MR INBELICATE, WHO HAD BEEN
following my progress through the manuscript, now snatched it away, despite my protests.

‘People may doubt the integrity of the Seymour family,' he said, ‘but here was someone honest enough to suggest that his father modified his plans, in accordance with Dickens's desires, because of an entry in a workbook. If Seymour's son had been a complete villain, seeking to enlarge his father's role, he would never have mentioned that workbook because it would diminish his father's role.'

‘I agree, it is a measure of his honesty that he mentioned it.'

‘But we will return to Robert Seymour, son of Robert Seymour, in a little while,' he said. ‘The time has come for us to talk about that friend of Edward Chapman's, John Foster.'

He opened a storage cupboard. He brought out the flip chart I had glimpsed on the very first day I had come to the house – the chart which bore the heading: ‘Where is Chapman's friend?'

Mr Inbelicate proceeded to make a statement which was, at every point, supported by the use of notes upon this chart.

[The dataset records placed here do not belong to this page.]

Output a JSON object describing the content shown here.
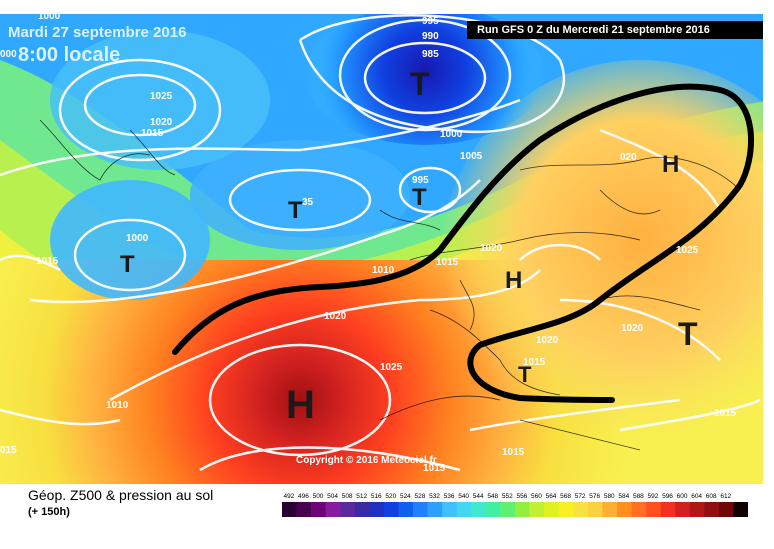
{
  "header": {
    "date": "Mardi 27 septembre 2016",
    "time": "8:00 locale",
    "run": "Run GFS 0 Z du Mercredi 21 septembre 2016"
  },
  "copyright": "Copyright © 2016 Meteociel.fr",
  "legend": {
    "title": "Géop. Z500 & pression au sol",
    "subtitle": "(+ 150h)",
    "scale_values": [
      "492",
      "496",
      "500",
      "504",
      "508",
      "512",
      "516",
      "520",
      "524",
      "528",
      "532",
      "536",
      "540",
      "544",
      "548",
      "552",
      "556",
      "560",
      "564",
      "568",
      "572",
      "576",
      "580",
      "584",
      "588",
      "592",
      "596",
      "600",
      "604",
      "608",
      "612"
    ],
    "scale_colors": [
      "#2a0030",
      "#4a0050",
      "#700078",
      "#8a1aa0",
      "#5a2a9a",
      "#3a2aa0",
      "#2030c0",
      "#1040e0",
      "#1060f0",
      "#2080ff",
      "#30a0ff",
      "#40c0ff",
      "#40d8f0",
      "#40e8d0",
      "#40f0a0",
      "#60f070",
      "#90f040",
      "#c0f030",
      "#e0f020",
      "#f8f020",
      "#f8e040",
      "#ffd040",
      "#ffb030",
      "#ff9020",
      "#ff7020",
      "#ff5020",
      "#f03020",
      "#d02020",
      "#b01818",
      "#901010",
      "#700808",
      "#100000"
    ]
  },
  "pressure_systems": [
    {
      "letter": "T"
    },
    {
      "letter": "T"
    },
    {
      "letter": "T"
    },
    {
      "letter": "T"
    },
    {
      "letter": "T"
    },
    {
      "letter": "T"
    },
    {
      "letter": "H"
    },
    {
      "letter": "H"
    },
    {
      "letter": "H"
    }
  ],
  "isobar_labels": [
    "1000",
    "995",
    "990",
    "985",
    "1025",
    "1020",
    "1015",
    "1000",
    "1005",
    "995",
    "1000",
    "1010",
    "1015",
    "1020",
    "1025",
    "1020",
    "1020",
    "1020",
    "1015",
    "1025",
    "1010",
    "1015",
    "1015",
    "1015",
    "1015",
    "35",
    "000",
    "020",
    "015"
  ]
}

‘He is a curious man, this John Foster of Richmond in Surrey,' he began. ‘No one has
ever
found a trace of evidence for his existence.

‘In the Land Tax Assessment for Surrey, there is a Mrs Foster who lived in Richmond around 1788. There is a John Foster of Stoke D'Abernon. There is a Richard Foster, sometimes spelt Forster, who lived at Marshgate Road in Richmond, and who was buried in 1833. But where is John Foster of Richmond?

‘A search through the wills held at the Prerogative Court of Canterbury reveals there is indeed one John Foster, of Richmond, whose last will and testament survives – except that he is a John Foster of Richmond, Virginia, USA, whose will received its probate in England. A search through the records of diocesan courts for Surrey reveals no John Foster. There is no John Foster recorded as born in Richmond from 1720 to 1780. There is no record of a John Foster being born or buried in Richmond between 1781 and 1840. There is no mention of John Foster in local rate books. There is no monument to John Foster in the cemetery.